Click the Workflows icon on the sidebar. In the Name column, choose the job name. Job information is displayed on the side panel. In the Job Details window, click Add Trigger and choose Scheduled as the trigger type.

Determine the period, start time and time zone. Select the Show Cron Syntax checkbox to view and change the schedule in Quartz Cron Syntax.

And then click Save!

Databricks lakeFS Integration

Databricks’ major competitive advantage is its ability to provide a unified platform for testable data processing pipelines. Implementing Databricks eliminates the need for data teams to invest in several different technologies, decreasing complexity and streamlining the analytics process.

Databricks is an important platform in current data ecosystems because of its emphasis on performance enhancement, speed capabilities, a diverse set of advanced analytics and machine learning tools, and a collaborative environment for data experts.

Databricks has basic version control features, but if you want to expand them, you may easily add an open-source technology, such as lakeFS – using the Databricks lakeFS integration.

lakeFS allows you to manage your data as code with Git-like processes (branching, merging, committing, and so on) to create reproducible, high-quality pipelines.
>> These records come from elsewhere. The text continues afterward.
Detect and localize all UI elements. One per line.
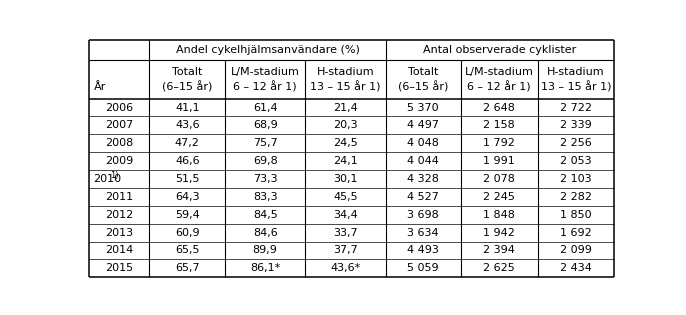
Text: 59,4: 59,4 — [175, 210, 200, 220]
Text: 2010: 2010 — [93, 174, 121, 184]
Text: 65,5: 65,5 — [175, 245, 200, 255]
Text: 1 991: 1 991 — [484, 156, 515, 166]
Text: 47,2: 47,2 — [175, 138, 200, 148]
Text: 43,6: 43,6 — [175, 120, 200, 130]
Text: 2 282: 2 282 — [560, 192, 592, 202]
Text: 5 059: 5 059 — [407, 263, 439, 273]
Text: Andel cykelhjälmsanvändare (%): Andel cykelhjälmsanvändare (%) — [176, 45, 359, 55]
Text: 2013: 2013 — [105, 228, 133, 238]
Text: 2015: 2015 — [105, 263, 133, 273]
Text: Totalt: Totalt — [408, 67, 438, 77]
Text: L/M-stadium: L/M-stadium — [230, 67, 300, 77]
Text: 3 698: 3 698 — [407, 210, 439, 220]
Text: 6 – 12 år 1): 6 – 12 år 1) — [467, 81, 531, 92]
Text: 2 648: 2 648 — [483, 103, 515, 112]
Text: 2012: 2012 — [105, 210, 133, 220]
Text: 4 044: 4 044 — [407, 156, 439, 166]
Text: 2006: 2006 — [105, 103, 133, 112]
Text: 69,8: 69,8 — [252, 156, 278, 166]
Text: 24,1: 24,1 — [333, 156, 358, 166]
Text: 4 527: 4 527 — [407, 192, 439, 202]
Text: 41,1: 41,1 — [175, 103, 200, 112]
Text: 68,9: 68,9 — [252, 120, 278, 130]
Text: 43,6*: 43,6* — [330, 263, 361, 273]
Text: L/M-stadium: L/M-stadium — [465, 67, 534, 77]
Text: 4 497: 4 497 — [407, 120, 439, 130]
Text: 73,3: 73,3 — [253, 174, 277, 184]
Text: 84,5: 84,5 — [252, 210, 278, 220]
Text: 4 493: 4 493 — [407, 245, 439, 255]
Text: 1 692: 1 692 — [560, 228, 592, 238]
Text: Antal observerade cyklister: Antal observerade cyklister — [423, 45, 577, 55]
Text: H-stadium: H-stadium — [316, 67, 374, 77]
Text: 3 634: 3 634 — [407, 228, 439, 238]
Text: 2 256: 2 256 — [560, 138, 592, 148]
Text: 1 942: 1 942 — [483, 228, 515, 238]
Text: 2 339: 2 339 — [560, 120, 592, 130]
Text: 2 722: 2 722 — [560, 103, 592, 112]
Text: 2 394: 2 394 — [483, 245, 515, 255]
Text: 65,7: 65,7 — [175, 263, 200, 273]
Text: Totalt: Totalt — [172, 67, 202, 77]
Text: 6 – 12 år 1): 6 – 12 år 1) — [233, 81, 297, 92]
Text: 2011: 2011 — [105, 192, 133, 202]
Text: 37,7: 37,7 — [333, 245, 358, 255]
Text: 1 848: 1 848 — [483, 210, 515, 220]
Text: 2009: 2009 — [105, 156, 133, 166]
Text: (6–15 år): (6–15 år) — [162, 81, 213, 92]
Text: 2014: 2014 — [105, 245, 133, 255]
Text: 46,6: 46,6 — [175, 156, 200, 166]
Text: (6–15 år): (6–15 år) — [398, 81, 449, 92]
Text: 2 103: 2 103 — [560, 174, 592, 184]
Text: 4 048: 4 048 — [407, 138, 439, 148]
Text: 1 792: 1 792 — [483, 138, 515, 148]
Text: 84,6: 84,6 — [252, 228, 278, 238]
Text: 75,7: 75,7 — [252, 138, 278, 148]
Text: 64,3: 64,3 — [175, 192, 200, 202]
Text: 20,3: 20,3 — [333, 120, 357, 130]
Text: 2 434: 2 434 — [560, 263, 592, 273]
Text: 2008: 2008 — [105, 138, 133, 148]
Text: 2 099: 2 099 — [560, 245, 592, 255]
Text: 2 053: 2 053 — [560, 156, 592, 166]
Text: 24,5: 24,5 — [333, 138, 358, 148]
Text: 2 245: 2 245 — [483, 192, 515, 202]
Text: 83,3: 83,3 — [253, 192, 277, 202]
Text: 51,5: 51,5 — [175, 174, 200, 184]
Text: 34,4: 34,4 — [333, 210, 358, 220]
Text: 61,4: 61,4 — [253, 103, 277, 112]
Text: 4 328: 4 328 — [407, 174, 439, 184]
Text: 2 625: 2 625 — [484, 263, 515, 273]
Text: 86,1*: 86,1* — [250, 263, 281, 273]
Text: 33,7: 33,7 — [333, 228, 357, 238]
Text: 1 850: 1 850 — [560, 210, 592, 220]
Text: H-stadium: H-stadium — [547, 67, 605, 77]
Text: 45,5: 45,5 — [333, 192, 357, 202]
Text: 1): 1) — [110, 171, 119, 180]
Text: 5 370: 5 370 — [407, 103, 439, 112]
Text: 89,9: 89,9 — [252, 245, 278, 255]
Text: 13 – 15 år 1): 13 – 15 år 1) — [310, 81, 381, 92]
Text: 2 158: 2 158 — [484, 120, 515, 130]
Text: År: År — [93, 83, 106, 93]
Text: 13 – 15 år 1): 13 – 15 år 1) — [541, 81, 611, 92]
Text: 60,9: 60,9 — [175, 228, 200, 238]
Text: 2007: 2007 — [105, 120, 133, 130]
Text: 21,4: 21,4 — [333, 103, 358, 112]
Text: 2 078: 2 078 — [483, 174, 515, 184]
Text: 30,1: 30,1 — [333, 174, 357, 184]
Here’s a step-by-step guide to setting lakeFS on Databricks. It demonstrates how simple it is to combine the two technologies and enjoye complete data version control capabilities.

Conclusion

Finally, we explained how to establish a data pipeline using Databricks. By following the procedures explained in this article, you may ingest, prepare, and analyze data using Databricks. Thanks to its powerful processing capabilities, Delta Lake storage layer, and SQL and Python notebooks, Databricks architecture offers a sophisticated platform for constructing data pipelines.

However, creating a data pipeline is merely the first step in using data to gain valuable insights. To fully appreciate the value of data, it is critical to constantly monitor and update the pipeline to ensure that it supplies accurate and relevant information. With the Databricks platform, you can monitor and adjust your data pipeline to ensure it meets your business requirements.

By integrating Databricks, you can create a scalable and efficient data pipeline to deliver insights and innovation for your firm. Whether you’re a data analyst, data scientist, or business executive, Databricks has the tools to flourish in a data-driven world. So, start developing your data pipeline today and harness the potential of your data!